Archive for Sexology


The following text recapitulates briefly, in chronological order, some of the early accomplishments:

Journals

The first scientific journal devoted enterely to sexual problems appeared in Italy: "Archivio delle psicopatie sessuali", edited by Pasquale Penta 1896. Three years later, in 1899, Magnus Hirschfeld began editing the "Yearbook for Sexual Intermediate Stages" for the Scientific Humanitarian Committee.

Hirschfeld's Zeitschrift für Sexualwissenschaft was the first journal devoted to sexology as a science. Planned as a monthly publication, it appeared for only 1 year (1908) in 12 issues and then was incorporated into another, less specialized journal ("Sexual-Probleme") edited by the young Max Marcuse. However, as a historical document, this first attempt remains of enduring interest and is , in fact, a treasure trove of significant insights. Its scope was appropriately wide: The very first issue contained an article by Sigmund Freud on "Hysterical Fantasy and Its Relation to Bisexuality", and subsequent issues presented original work by Adler, Abraham, Stekel and Sadger. Thus, psychoanalysis was clearly announced as a legitimate part of the sexological effort. Yet Hirschfeld's editorial ambition reached further. He traveled to Italy and personally obtained articles from the "grand old men" Mantegazza and Lombroso. The latter's interest in forensic questions was, of course, shared by Hirschfeld himself, who appeared as an expert witness in some of the most sensational "sex trials" of his time.
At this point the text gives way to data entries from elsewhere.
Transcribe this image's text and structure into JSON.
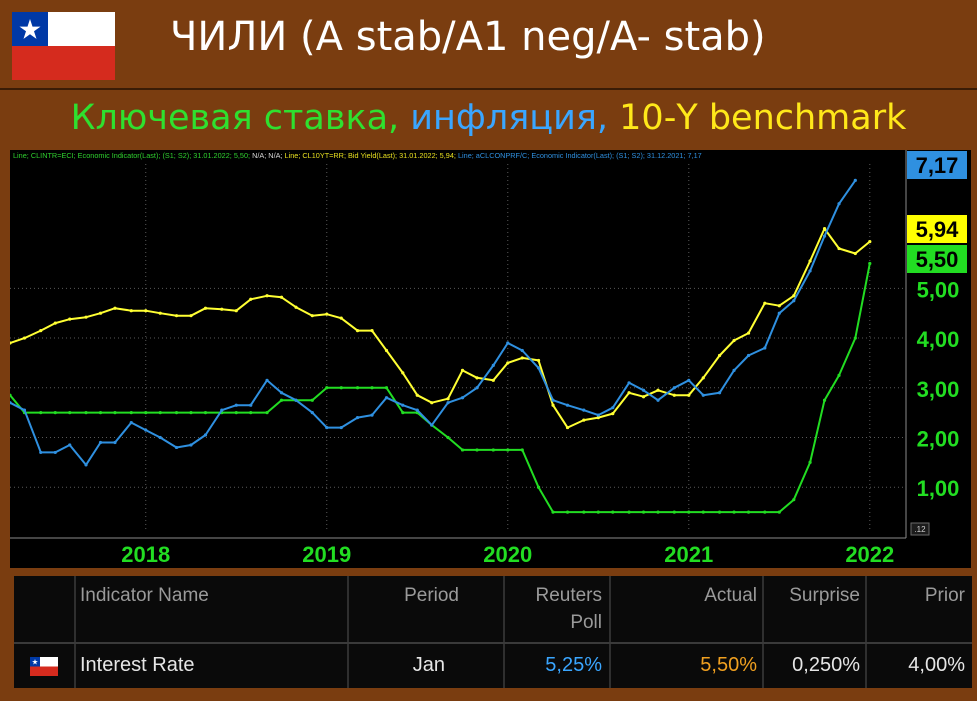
{
  "header": {
    "title": "ЧИЛИ (A stab/A1 neg/A- stab)",
    "subtitle_parts": [
      {
        "text": "Ключевая ставка, ",
        "color": "#2fe02f"
      },
      {
        "text": "инфляция, ",
        "color": "#3aa6ff"
      },
      {
        "text": "10-Y benchmark",
        "color": "#ffe81a"
      }
    ]
  },
  "chart_data": {
    "type": "line",
    "legend_text": [
      {
        "text": "Line; CLINTR=ECI; Economic Indicator(Last); (S1; S2); 31.01.2022; 5,50; ",
        "color": "#2fd02f"
      },
      {
        "text": "N/A; N/A; ",
        "color": "#d8d8d8"
      },
      {
        "text": "Line; CL10YT=RR; Bid Yield(Last); 31.01.2022; 5,94; ",
        "color": "#e8e020"
      },
      {
        "text": "Line; aCLCONPRF/C; Economic Indicator(Last); (S1; S2); 31.12.2021; 7,17",
        "color": "#2f90e0"
      }
    ],
    "x_ticks": [
      "2018",
      "2019",
      "2020",
      "2021",
      "2022"
    ],
    "x_tick_values": [
      2018.0,
      2019.0,
      2020.0,
      2021.0,
      2022.0
    ],
    "xlim": [
      2017.25,
      2022.2
    ],
    "y_ticks": [
      "1,00",
      "2,00",
      "3,00",
      "4,00",
      "5,00"
    ],
    "y_tick_values": [
      1,
      2,
      3,
      4,
      5
    ],
    "ylim": [
      0.1,
      7.5
    ],
    "corner_label": ".12",
    "value_labels": [
      {
        "text": "7,17",
        "value": 7.17,
        "bg": "#2f90e0",
        "fg": "#000000"
      },
      {
        "text": "5,94",
        "value": 5.94,
        "bg": "#ffff00",
        "fg": "#000000"
      },
      {
        "text": "5,50",
        "value": 5.5,
        "bg": "#22dd22",
        "fg": "#000000"
      }
    ],
    "series": [
      {
        "color": "#ffff33",
        "x": [
          2017.25,
          2017.33,
          2017.42,
          2017.5,
          2017.58,
          2017.67,
          2017.75,
          2017.83,
          2017.92,
          2018.0,
          2018.08,
          2018.17,
          2018.25,
          2018.33,
          2018.42,
          2018.5,
          2018.58,
          2018.67,
          2018.75,
          2018.83,
          2018.92,
          2019.0,
          2019.08,
          2019.17,
          2019.25,
          2019.33,
          2019.42,
          2019.5,
          2019.58,
          2019.67,
          2019.75,
          2019.83,
          2019.92,
          2020.0,
          2020.08,
          2020.17,
          2020.25,
          2020.33,
          2020.42,
          2020.5,
          2020.58,
          2020.67,
          2020.75,
          2020.83,
          2020.92,
          2021.0,
          2021.08,
          2021.17,
          2021.25,
          2021.33,
          2021.42,
          2021.5,
          2021.58,
          2021.67,
          2021.75,
          2021.83,
          2021.92,
          2022.0,
          2022.08
        ],
        "values": [
          3.9,
          4.0,
          4.15,
          4.3,
          4.38,
          4.42,
          4.5,
          4.6,
          4.55,
          4.55,
          4.5,
          4.45,
          4.45,
          4.6,
          4.58,
          4.55,
          4.78,
          4.85,
          4.82,
          4.62,
          4.45,
          4.48,
          4.4,
          4.15,
          4.15,
          3.75,
          3.3,
          2.85,
          2.7,
          2.78,
          3.35,
          3.2,
          3.15,
          3.5,
          3.6,
          3.55,
          2.65,
          2.2,
          2.35,
          2.4,
          2.48,
          2.9,
          2.82,
          2.95,
          2.85,
          2.85,
          3.2,
          3.65,
          3.95,
          4.1,
          4.7,
          4.65,
          4.85,
          5.55,
          6.2,
          5.8,
          5.7,
          5.94,
          null
        ]
      },
      {
        "color": "#22dd22",
        "x": [
          2017.25,
          2017.33,
          2017.42,
          2017.5,
          2017.58,
          2017.67,
          2017.75,
          2017.83,
          2017.92,
          2018.0,
          2018.08,
          2018.17,
          2018.25,
          2018.33,
          2018.42,
          2018.5,
          2018.58,
          2018.67,
          2018.75,
          2018.83,
          2018.92,
          2019.0,
          2019.08,
          2019.17,
          2019.25,
          2019.33,
          2019.42,
          2019.5,
          2019.58,
          2019.67,
          2019.75,
          2019.83,
          2019.92,
          2020.0,
          2020.08,
          2020.17,
          2020.25,
          2020.33,
          2020.42,
          2020.5,
          2020.58,
          2020.67,
          2020.75,
          2020.83,
          2020.92,
          2021.0,
          2021.08,
          2021.17,
          2021.25,
          2021.33,
          2021.42,
          2021.5,
          2021.58,
          2021.67,
          2021.75,
          2021.83,
          2021.92,
          2022.0,
          2022.08
        ],
        "values": [
          2.85,
          2.5,
          2.5,
          2.5,
          2.5,
          2.5,
          2.5,
          2.5,
          2.5,
          2.5,
          2.5,
          2.5,
          2.5,
          2.5,
          2.5,
          2.5,
          2.5,
          2.5,
          2.75,
          2.75,
          2.75,
          3.0,
          3.0,
          3.0,
          3.0,
          3.0,
          2.5,
          2.5,
          2.25,
          2.0,
          1.75,
          1.75,
          1.75,
          1.75,
          1.75,
          1.0,
          0.5,
          0.5,
          0.5,
          0.5,
          0.5,
          0.5,
          0.5,
          0.5,
          0.5,
          0.5,
          0.5,
          0.5,
          0.5,
          0.5,
          0.5,
          0.5,
          0.75,
          1.5,
          2.75,
          3.25,
          4.0,
          5.5,
          null
        ]
      },
      {
        "color": "#2f90e0",
        "x": [
          2017.25,
          2017.33,
          2017.42,
          2017.5,
          2017.58,
          2017.67,
          2017.75,
          2017.83,
          2017.92,
          2018.0,
          2018.08,
          2018.17,
          2018.25,
          2018.33,
          2018.42,
          2018.5,
          2018.58,
          2018.67,
          2018.75,
          2018.83,
          2018.92,
          2019.0,
          2019.08,
          2019.17,
          2019.25,
          2019.33,
          2019.42,
          2019.5,
          2019.58,
          2019.67,
          2019.75,
          2019.83,
          2019.92,
          2020.0,
          2020.08,
          2020.17,
          2020.25,
          2020.33,
          2020.42,
          2020.5,
          2020.58,
          2020.67,
          2020.75,
          2020.83,
          2020.92,
          2021.0,
          2021.08,
          2021.17,
          2021.25,
          2021.33,
          2021.42,
          2021.5,
          2021.58,
          2021.67,
          2021.75,
          2021.83,
          2021.92,
          2022.0,
          2022.08
        ],
        "values": [
          2.7,
          2.55,
          1.7,
          1.7,
          1.85,
          1.45,
          1.9,
          1.9,
          2.3,
          2.15,
          2.0,
          1.8,
          1.85,
          2.05,
          2.55,
          2.65,
          2.65,
          3.15,
          2.9,
          2.75,
          2.5,
          2.2,
          2.2,
          2.4,
          2.45,
          2.8,
          2.65,
          2.55,
          2.25,
          2.7,
          2.8,
          3.0,
          3.45,
          3.9,
          3.75,
          3.4,
          2.75,
          2.65,
          2.55,
          2.45,
          2.6,
          3.1,
          2.95,
          2.75,
          3.0,
          3.15,
          2.85,
          2.9,
          3.35,
          3.65,
          3.8,
          4.5,
          4.75,
          5.35,
          6.05,
          6.7,
          7.17,
          null,
          null
        ]
      }
    ]
  },
  "table": {
    "headers": [
      "Indicator Name",
      "Period",
      "Reuters Poll",
      "Actual",
      "Surprise",
      "Prior"
    ],
    "header_lines": {
      "reuters_1": "Reuters",
      "reuters_2": "Poll"
    },
    "row": {
      "indicator": "Interest Rate",
      "period": "Jan",
      "reuters_poll": "5,25%",
      "actual": "5,50%",
      "surprise": "0,250%",
      "prior": "4,00%"
    },
    "colors": {
      "reuters_poll": "#3aa6ff",
      "actual": "#f0a020",
      "text": "#e6e6e6",
      "header": "#9a9a9a"
    }
  }
}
In addition, the journal contained historical, philological, pedagogical, biological, medical, and ethnological articles.

It is important to note in this context that the great Viennese ethnologist Friedrich Salomon Krauss served (together with the Leipzig physician Hermann Rohleder) as a co-editor of the journal and was, in fact, one of the prime movers in broadening the concept of sex research. His many contributions, and especially his journal Anthropophyteia, deserve much more attention than they are now receiving in sexological circles.
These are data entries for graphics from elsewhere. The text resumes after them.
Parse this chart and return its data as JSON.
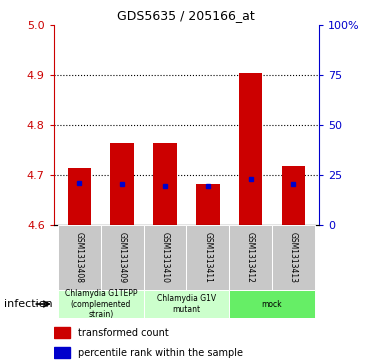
{
  "title": "GDS5635 / 205166_at",
  "samples": [
    "GSM1313408",
    "GSM1313409",
    "GSM1313410",
    "GSM1313411",
    "GSM1313412",
    "GSM1313413"
  ],
  "red_values": [
    4.715,
    4.765,
    4.765,
    4.683,
    4.905,
    4.718
  ],
  "blue_values": [
    4.685,
    4.682,
    4.678,
    4.678,
    4.692,
    4.682
  ],
  "ylim_left": [
    4.6,
    5.0
  ],
  "ylim_right": [
    0,
    100
  ],
  "yticks_left": [
    4.6,
    4.7,
    4.8,
    4.9,
    5.0
  ],
  "yticks_right": [
    0,
    25,
    50,
    75,
    100
  ],
  "ytick_labels_right": [
    "0",
    "25",
    "50",
    "75",
    "100%"
  ],
  "bar_bottom": 4.6,
  "groups": [
    {
      "label": "Chlamydia G1TEPP\n(complemented\nstrain)",
      "span": [
        0,
        2
      ],
      "color": "#ccffcc"
    },
    {
      "label": "Chlamydia G1V\nmutant",
      "span": [
        2,
        4
      ],
      "color": "#ccffcc"
    },
    {
      "label": "mock",
      "span": [
        4,
        6
      ],
      "color": "#66ee66"
    }
  ],
  "legend_red": "transformed count",
  "legend_blue": "percentile rank within the sample",
  "infection_label": "infection",
  "bar_color": "#cc0000",
  "blue_color": "#0000cc",
  "bg_color": "#c8c8c8",
  "grid_color": "black",
  "left_tick_color": "#cc0000",
  "right_tick_color": "#0000cc",
  "bar_width": 0.55,
  "title_fontsize": 9,
  "sample_fontsize": 5.5,
  "group_fontsize": 5.5,
  "legend_fontsize": 7,
  "infection_fontsize": 8
}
The first scientific periodicals devoted entirely to sexual problems

1. Archivio delle psicopatie sessuali, edited by Pasquale Penta 1896. [70K] 2. Yearbook for Sexual Intermediate Stages, edited by Magnus Hirschfeld 1899. [280K] 3. Journal for Sexology, edited by Magnus Hirschfeld 1908. [91K]

Eventually, in 1914, one the eve of the First World War, Iwan Bloch and the "Nestor of German sex research", Albert Eulenburg, made the second attempt at a purely scientific journal and once more started the Zeitschrift für Sexualwissenschaft as the official organ of the newly founded "Medical Society for Sexology and Eugenics" in Berlin. As they state in their preface, it intends to serve "the study of medical, natural, and cultural problems of sexology". After Eulenburg's and Bloch's death, this journal was also edited by Max Marcuse and survived until 1932. In the following year, Marcuse escaped to Palestine and later died as an Israeli citizen.

The historical importance of this great journal can hardly be exaggerated. For nearly two decades it collected and published the sexological work of the best minds of its time.